I can be tattooed, in lulu leggings, sitting on a ball at work, and still do an amazing job as a communications advisor, if I don’t care too much about what others think, if I don’t let benign situations develop into malignant tumors. I can stop being such a drama queen, making a big fuss about things (a.ka. management decisions, organizational transformation, rumours at work) that have no impact on what truly matters in my life: love and friendship, yoga and books, cats and coffee.
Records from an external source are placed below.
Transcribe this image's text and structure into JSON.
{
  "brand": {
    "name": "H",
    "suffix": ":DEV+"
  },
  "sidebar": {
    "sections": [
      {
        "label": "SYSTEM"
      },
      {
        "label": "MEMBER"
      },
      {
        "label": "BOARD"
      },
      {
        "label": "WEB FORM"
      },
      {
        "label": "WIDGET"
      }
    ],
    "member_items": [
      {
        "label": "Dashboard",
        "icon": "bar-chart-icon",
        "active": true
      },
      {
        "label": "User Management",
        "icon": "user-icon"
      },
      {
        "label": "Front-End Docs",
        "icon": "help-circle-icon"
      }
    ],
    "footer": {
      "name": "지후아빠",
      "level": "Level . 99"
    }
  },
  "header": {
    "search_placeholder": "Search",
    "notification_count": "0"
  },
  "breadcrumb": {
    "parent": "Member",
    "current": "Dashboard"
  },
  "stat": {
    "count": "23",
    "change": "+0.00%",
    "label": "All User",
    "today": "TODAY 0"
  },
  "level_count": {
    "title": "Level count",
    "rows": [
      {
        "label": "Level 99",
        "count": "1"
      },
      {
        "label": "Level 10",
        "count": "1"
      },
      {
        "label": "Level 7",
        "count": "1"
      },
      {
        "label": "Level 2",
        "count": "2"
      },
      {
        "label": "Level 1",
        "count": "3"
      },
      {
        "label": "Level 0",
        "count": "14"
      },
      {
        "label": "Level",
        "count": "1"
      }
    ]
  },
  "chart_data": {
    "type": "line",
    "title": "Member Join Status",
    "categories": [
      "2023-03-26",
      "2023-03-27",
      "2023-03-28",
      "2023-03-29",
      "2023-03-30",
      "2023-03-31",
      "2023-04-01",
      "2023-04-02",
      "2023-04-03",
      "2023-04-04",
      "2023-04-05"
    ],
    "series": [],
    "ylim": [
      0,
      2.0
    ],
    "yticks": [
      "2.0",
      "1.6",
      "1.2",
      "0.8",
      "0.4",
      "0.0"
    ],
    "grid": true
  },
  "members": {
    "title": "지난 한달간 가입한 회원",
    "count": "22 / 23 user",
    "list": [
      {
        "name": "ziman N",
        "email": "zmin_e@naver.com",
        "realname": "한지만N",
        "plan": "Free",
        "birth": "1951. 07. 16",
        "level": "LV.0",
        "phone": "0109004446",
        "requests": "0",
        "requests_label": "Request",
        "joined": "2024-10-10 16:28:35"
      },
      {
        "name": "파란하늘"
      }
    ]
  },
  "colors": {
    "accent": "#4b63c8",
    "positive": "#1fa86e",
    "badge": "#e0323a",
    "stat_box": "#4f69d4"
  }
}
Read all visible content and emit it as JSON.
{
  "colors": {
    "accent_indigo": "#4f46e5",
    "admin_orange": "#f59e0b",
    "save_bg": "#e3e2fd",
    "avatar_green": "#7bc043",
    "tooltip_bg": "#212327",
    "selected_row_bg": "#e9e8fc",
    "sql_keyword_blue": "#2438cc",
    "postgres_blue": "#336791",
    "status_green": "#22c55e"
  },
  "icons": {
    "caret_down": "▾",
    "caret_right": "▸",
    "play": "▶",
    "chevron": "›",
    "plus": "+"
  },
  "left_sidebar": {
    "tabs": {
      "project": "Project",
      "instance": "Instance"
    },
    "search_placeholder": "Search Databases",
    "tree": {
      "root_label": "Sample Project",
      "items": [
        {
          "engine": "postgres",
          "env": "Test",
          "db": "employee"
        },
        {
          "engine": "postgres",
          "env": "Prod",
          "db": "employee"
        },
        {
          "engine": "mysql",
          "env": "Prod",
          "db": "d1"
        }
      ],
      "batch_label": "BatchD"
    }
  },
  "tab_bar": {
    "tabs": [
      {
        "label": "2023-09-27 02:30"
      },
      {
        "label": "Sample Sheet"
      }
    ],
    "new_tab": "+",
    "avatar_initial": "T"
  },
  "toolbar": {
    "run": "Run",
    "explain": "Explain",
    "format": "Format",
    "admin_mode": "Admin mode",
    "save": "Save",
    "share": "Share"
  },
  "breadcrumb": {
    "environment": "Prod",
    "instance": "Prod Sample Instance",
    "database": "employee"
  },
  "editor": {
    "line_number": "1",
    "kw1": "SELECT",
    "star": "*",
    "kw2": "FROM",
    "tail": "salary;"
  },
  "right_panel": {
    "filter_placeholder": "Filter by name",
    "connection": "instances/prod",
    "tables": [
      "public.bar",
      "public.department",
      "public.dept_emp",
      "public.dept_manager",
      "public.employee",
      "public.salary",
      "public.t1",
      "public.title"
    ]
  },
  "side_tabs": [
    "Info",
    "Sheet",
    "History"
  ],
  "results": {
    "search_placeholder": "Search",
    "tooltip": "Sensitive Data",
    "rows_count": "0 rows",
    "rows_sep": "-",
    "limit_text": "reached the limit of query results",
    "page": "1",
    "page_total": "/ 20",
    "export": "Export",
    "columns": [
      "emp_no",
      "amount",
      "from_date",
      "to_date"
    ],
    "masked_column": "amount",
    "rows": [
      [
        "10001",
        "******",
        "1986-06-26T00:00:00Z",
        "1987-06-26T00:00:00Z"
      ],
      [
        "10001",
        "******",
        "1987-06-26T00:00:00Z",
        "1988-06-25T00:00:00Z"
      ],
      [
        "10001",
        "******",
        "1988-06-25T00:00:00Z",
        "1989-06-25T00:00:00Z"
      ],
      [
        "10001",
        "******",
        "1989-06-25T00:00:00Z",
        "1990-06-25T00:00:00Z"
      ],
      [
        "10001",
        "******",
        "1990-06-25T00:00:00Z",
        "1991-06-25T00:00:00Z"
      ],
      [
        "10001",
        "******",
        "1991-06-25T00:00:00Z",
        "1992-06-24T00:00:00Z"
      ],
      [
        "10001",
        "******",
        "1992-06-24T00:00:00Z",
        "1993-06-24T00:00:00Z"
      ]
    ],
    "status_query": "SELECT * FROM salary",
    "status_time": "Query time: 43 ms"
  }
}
Life is a bitch. We do stuff, and then we die. There is nothing serious about it. It’s a joke, but a not-so-funny one. However, if we let go of our ego and stop pretending that we are doing something important when writing an email or planning a useless meeting, maybe there is hope. Maybe we can find some beauty within that nonsense we all have to deal with. Maybe we can stop giving a fuck, stop fucking around, and make love instead.